For women participating in the paid labour force, their vulnerability is heightened as their labour is looked at as dispensable given that the largely informal market is oversupplied with workers willing to do work at any price. Women are also looked at as being more accommodating and therefore providing cheap labour which employers looking to cut costs prefer. In Uganda, 61% of people in employment are said to be engaged in vulnerable employment, with 71% of these being women. Vulnerable employment is characterised by irregular work and pay, no social security, no written contracts, among other things. Furthermore, with the majority of women in the informal sector, they are less likely to have access to protection from social security and pension schemes.

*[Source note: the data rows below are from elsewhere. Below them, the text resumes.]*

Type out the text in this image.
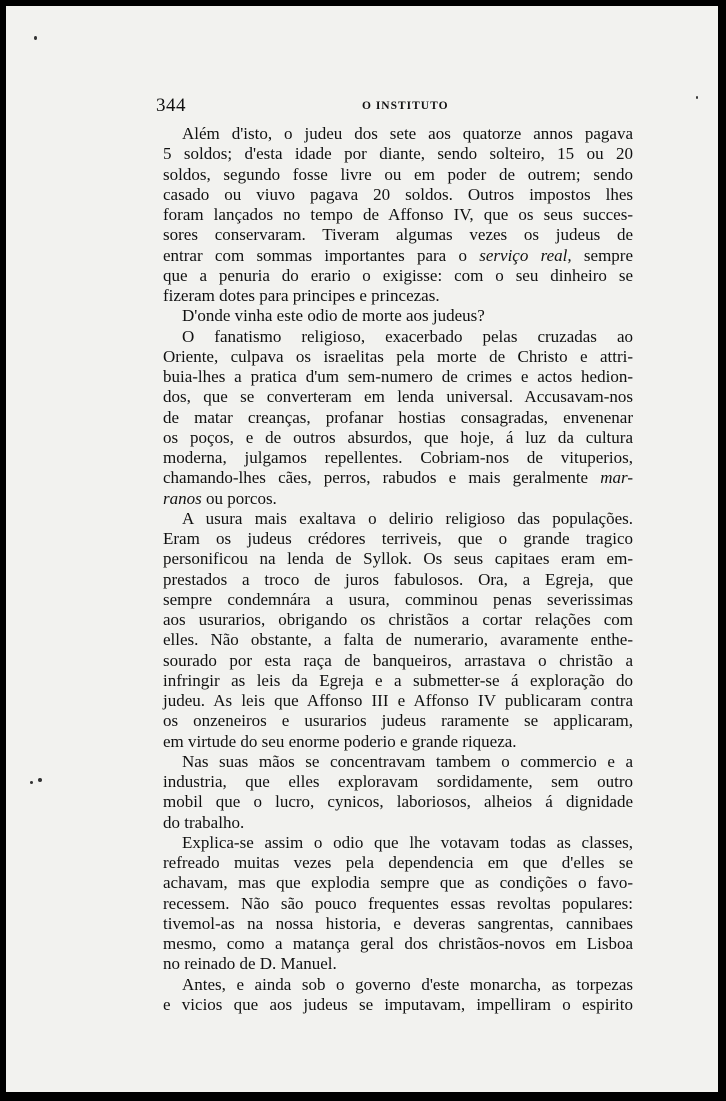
344	O INSTITUTO
Além d'isto, o judeu dos sete aos quatorze annos pagava
5 soldos; d'esta idade por diante, sendo solteiro, 15 ou 20
soldos, segundo fosse livre ou em poder de outrem; sendo
casado ou viuvo pagava 20 soldos. Outros impostos lhes
foram lançados no tempo de Affonso IV, que os seus succes-
sores conservaram. Tiveram algumas vezes os judeus de
entrar com sommas importantes para o serviço real, sempre
que a penuria do erario o exigisse: com o seu dinheiro se
fizeram dotes para principes e princezas.
D'onde vinha este odio de morte aos judeus?
O fanatismo religioso, exacerbado pelas cruzadas ao
Oriente, culpava os israelitas pela morte de Christo e attri-
buia-lhes a pratica d'um sem-numero de crimes e actos hedion-
dos, que se converteram em lenda universal. Accusavam-nos
de matar creanças, profanar hostias consagradas, envenenar
os poços, e de outros absurdos, que hoje, á luz da cultura
moderna, julgamos repellentes. Cobriam-nos de vituperios,
chamando-lhes cães, perros, rabudos e mais geralmente mar-
ranos ou porcos.
A usura mais exaltava o delirio religioso das populações.
Eram os judeus crédores terriveis, que o grande tragico
personificou na lenda de Syllok. Os seus capitaes eram em-
prestados a troco de juros fabulosos. Ora, a Egreja, que
sempre condemnára a usura, comminou penas severissimas
aos usurarios, obrigando os christãos a cortar relações com
elles. Não obstante, a falta de numerario, avaramente enthe-
sourado por esta raça de banqueiros, arrastava o christão a
infringir as leis da Egreja e a submetter-se á exploração do
judeu. As leis que Affonso III e Affonso IV publicaram contra
os onzeneiros e usurarios judeus raramente se applicaram,
em virtude do seu enorme poderio e grande riqueza.
Nas suas mãos se concentravam tambem o commercio e a
industria, que elles exploravam sordidamente, sem outro
mobil que o lucro, cynicos, laboriosos, alheios á dignidade
do trabalho.
Explica-se assim o odio que lhe votavam todas as classes,
refreado muitas vezes pela dependencia em que d'elles se
achavam, mas que explodia sempre que as condições o favo-
recessem. Não são pouco frequentes essas revoltas populares:
tivemol-as na nossa historia, e deveras sangrentas, cannibaes
mesmo, como a matança geral dos christãos-novos em Lisboa
no reinado de D. Manuel.
Antes, e ainda sob o governo d'este monarcha, as torpezas
e vicios que aos judeus se imputavam, impelliram o espirito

It is therefore imperative that African women’s voice, agency, participation and leadership be strengthened to ensure the full, equal, effective and meaningful participation and leadership of women at all levels of decision-making and address the existing gaps and biases. As part of the Women Leadership Strategy under the Women@Work, Akina Mama wa Afrika has committed to strengthening women’s leadership capacities for enhanced influence and participation in decision-making processes within the East Africa Horticulture Sector. The Women’s Leadership strategy is premised on the belief that enhancing the leadership skills and opportunities; supporting women to overcome barriers to leadership, confronting limiting attitudes towards women in the workplace, anchoring gender diversity strategies in a compelling business case, and empowering firms to prioritize gender diversity will enable women to build their competence and seek leadership positions.
Recognizing that decent work means not leaving African women behind in terms of equal pay and employment opportunities, guaranteeing no discrimination whether by gender, sexual orientation, race or disability but social protection for workers and their families in addition to safety and security while at the workplace and that good governance is essential for sustainable development, we demand that:
- African governments ensure women’s full and equal participation in leadership and decision making to secure their voice and provide resources for their education to receive the relevant knowledge and skills that are relevant to the job market demands.
- African governments develop clear programmes that will deal with the provision of comprehensive social protection and expand the provision of social protection measures to women across Africa, especially in the informal sector and ensure the right to an adequate minimum wage to provide decent wages for women workers.
- Employers adopt comprehensive gender responsive and work place policies that will ensure the full and effective participation of women in all workplace processes.
- Societies recognize and adopt measures to reduce and redistribute the disproportionate share of unpaid care and domestic work by promoting the equal sharing of responsibilities between women and men within the household.